La madre de Delia, a los bomberos:
-¿Podemos hacer algo?
Delia miraba: de todas las direcciones, llegaba gente
para colaborar, para buscar entre los escombros a los muertos, heridos,
perdidos.
-Vamos a la casa. Haremos pizzas y mate para los
voluntarios. ¿Me ayudás?- la madre ya la había tomado del brazo y emprendía el
camino.
Era lo mínimo que podían hacer. Pasaron días, semanas,
meses.
Las fotos permanecen en el recuerdo de Delia: brazos
extendidos, entrelazado uno con otro, sacan: escombros, entregan heridos,
abrazan, consuelan. Las pizzas, el humo, los locales, casas deshechas; Delia
recuerda la exactitud de esos fragmentos de memoria desparramados por las
calles, su casa, su cama, la de su madre, el abrazo, el pedido de las facturas.
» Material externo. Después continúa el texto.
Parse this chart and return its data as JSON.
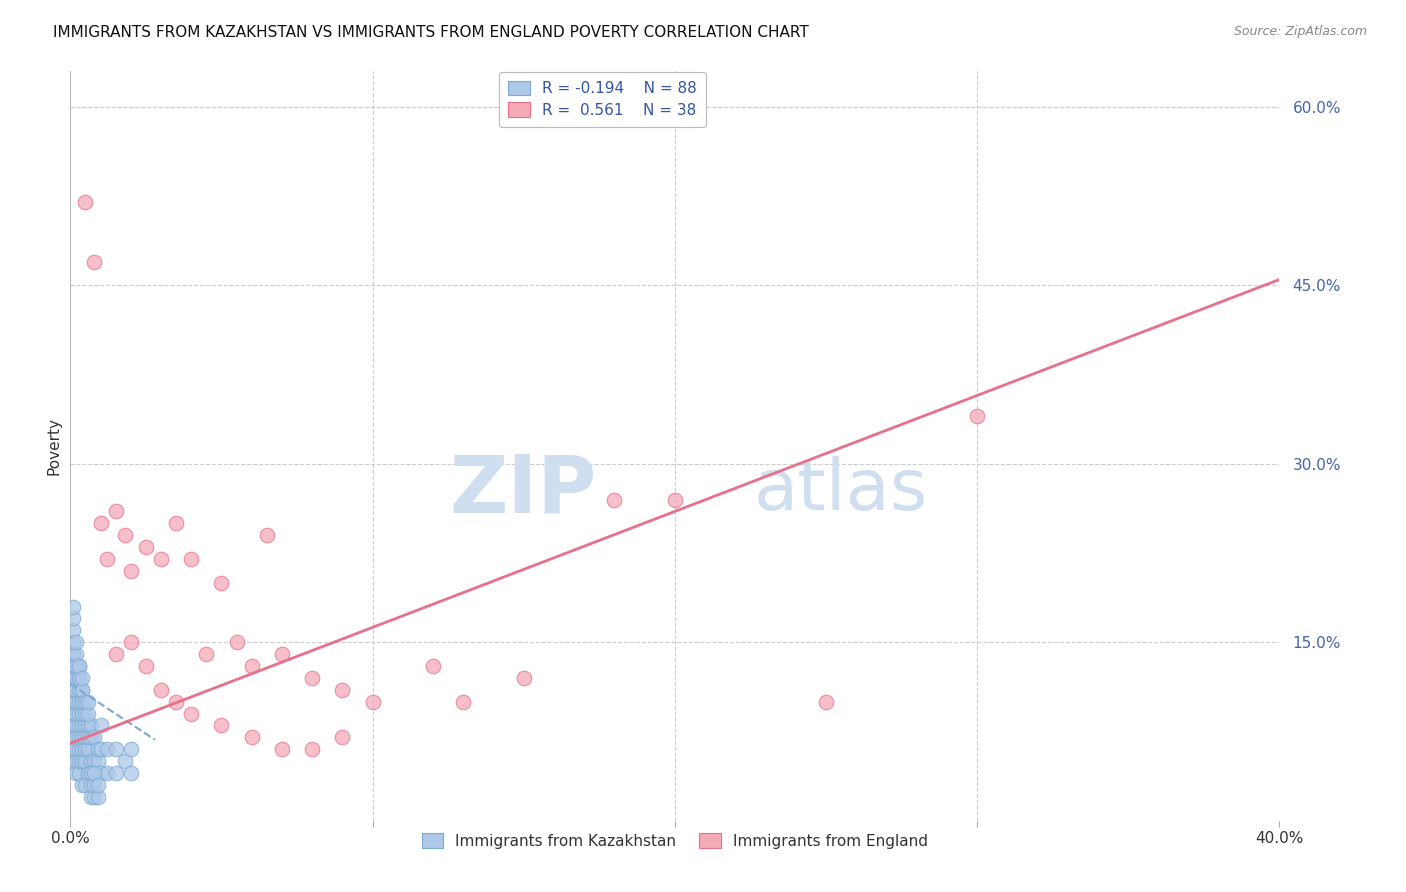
{
  "title": "IMMIGRANTS FROM KAZAKHSTAN VS IMMIGRANTS FROM ENGLAND POVERTY CORRELATION CHART",
  "source": "Source: ZipAtlas.com",
  "ylabel": "Poverty",
  "yticks": [
    0.0,
    0.15,
    0.3,
    0.45,
    0.6
  ],
  "ytick_labels": [
    "",
    "15.0%",
    "30.0%",
    "45.0%",
    "60.0%"
  ],
  "xlim": [
    0.0,
    0.4
  ],
  "ylim": [
    0.0,
    0.63
  ],
  "series1_label": "Immigrants from Kazakhstan",
  "series2_label": "Immigrants from England",
  "color1": "#adc8e8",
  "color2": "#f5aab8",
  "color1_edge": "#7aaad0",
  "color2_edge": "#e8708a",
  "trend1_color": "#7aaad0",
  "trend2_color": "#e8708a",
  "watermark_zip": "ZIP",
  "watermark_atlas": "atlas",
  "watermark_color": "#d0dff0",
  "title_fontsize": 11,
  "background_color": "#ffffff",
  "grid_color": "#cccccc",
  "kazakh_x": [
    0.001,
    0.001,
    0.001,
    0.001,
    0.001,
    0.001,
    0.001,
    0.001,
    0.001,
    0.001,
    0.002,
    0.002,
    0.002,
    0.002,
    0.002,
    0.002,
    0.002,
    0.002,
    0.002,
    0.002,
    0.003,
    0.003,
    0.003,
    0.003,
    0.003,
    0.003,
    0.003,
    0.003,
    0.003,
    0.003,
    0.004,
    0.004,
    0.004,
    0.004,
    0.004,
    0.004,
    0.004,
    0.004,
    0.005,
    0.005,
    0.005,
    0.005,
    0.005,
    0.005,
    0.006,
    0.006,
    0.006,
    0.006,
    0.007,
    0.007,
    0.007,
    0.008,
    0.008,
    0.009,
    0.009,
    0.01,
    0.01,
    0.01,
    0.012,
    0.012,
    0.015,
    0.015,
    0.018,
    0.02,
    0.02,
    0.001,
    0.001,
    0.001,
    0.001,
    0.001,
    0.002,
    0.002,
    0.002,
    0.003,
    0.003,
    0.004,
    0.004,
    0.005,
    0.006,
    0.006,
    0.007,
    0.007,
    0.007,
    0.008,
    0.008,
    0.008,
    0.009,
    0.009
  ],
  "kazakh_y": [
    0.05,
    0.06,
    0.07,
    0.08,
    0.09,
    0.1,
    0.11,
    0.12,
    0.13,
    0.14,
    0.04,
    0.05,
    0.06,
    0.07,
    0.08,
    0.09,
    0.1,
    0.11,
    0.12,
    0.13,
    0.04,
    0.05,
    0.06,
    0.07,
    0.08,
    0.09,
    0.1,
    0.11,
    0.12,
    0.13,
    0.03,
    0.05,
    0.06,
    0.07,
    0.08,
    0.09,
    0.1,
    0.11,
    0.03,
    0.05,
    0.06,
    0.07,
    0.08,
    0.09,
    0.04,
    0.06,
    0.07,
    0.08,
    0.05,
    0.07,
    0.08,
    0.05,
    0.07,
    0.05,
    0.06,
    0.04,
    0.06,
    0.08,
    0.04,
    0.06,
    0.04,
    0.06,
    0.05,
    0.04,
    0.06,
    0.14,
    0.15,
    0.16,
    0.17,
    0.18,
    0.13,
    0.14,
    0.15,
    0.12,
    0.13,
    0.11,
    0.12,
    0.1,
    0.09,
    0.1,
    0.02,
    0.03,
    0.04,
    0.02,
    0.03,
    0.04,
    0.02,
    0.03
  ],
  "england_x": [
    0.005,
    0.008,
    0.01,
    0.012,
    0.015,
    0.018,
    0.02,
    0.025,
    0.03,
    0.035,
    0.04,
    0.045,
    0.05,
    0.055,
    0.06,
    0.065,
    0.07,
    0.08,
    0.09,
    0.1,
    0.12,
    0.13,
    0.15,
    0.18,
    0.2,
    0.25,
    0.3,
    0.015,
    0.02,
    0.025,
    0.03,
    0.035,
    0.04,
    0.05,
    0.06,
    0.07,
    0.08,
    0.09
  ],
  "england_y": [
    0.52,
    0.47,
    0.25,
    0.22,
    0.26,
    0.24,
    0.21,
    0.23,
    0.22,
    0.25,
    0.22,
    0.14,
    0.2,
    0.15,
    0.13,
    0.24,
    0.14,
    0.12,
    0.11,
    0.1,
    0.13,
    0.1,
    0.12,
    0.27,
    0.27,
    0.1,
    0.34,
    0.14,
    0.15,
    0.13,
    0.11,
    0.1,
    0.09,
    0.08,
    0.07,
    0.06,
    0.06,
    0.07
  ],
  "trend1_x": [
    0.0,
    0.028
  ],
  "trend1_y": [
    0.115,
    0.068
  ],
  "trend2_x": [
    0.0,
    0.4
  ],
  "trend2_y": [
    0.065,
    0.455
  ]
}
Ahora tiene veinte años. Todos los días cruza por esa
calle, donde quedan flores, tres cuadras de árboles plantados a lo largo de las
de veredas con el nombre de las víctimas.
Ferrite para los nombres, flores para los que nunca serán
olvidados sobre un largo tablón negro.
Delia, desde entonces, escucha todos los dieciocho de
julio por la mañana las voces desesperadas: hablan de lo que sucedió ese
mismo día, en mil novecientos noventa y cuatro.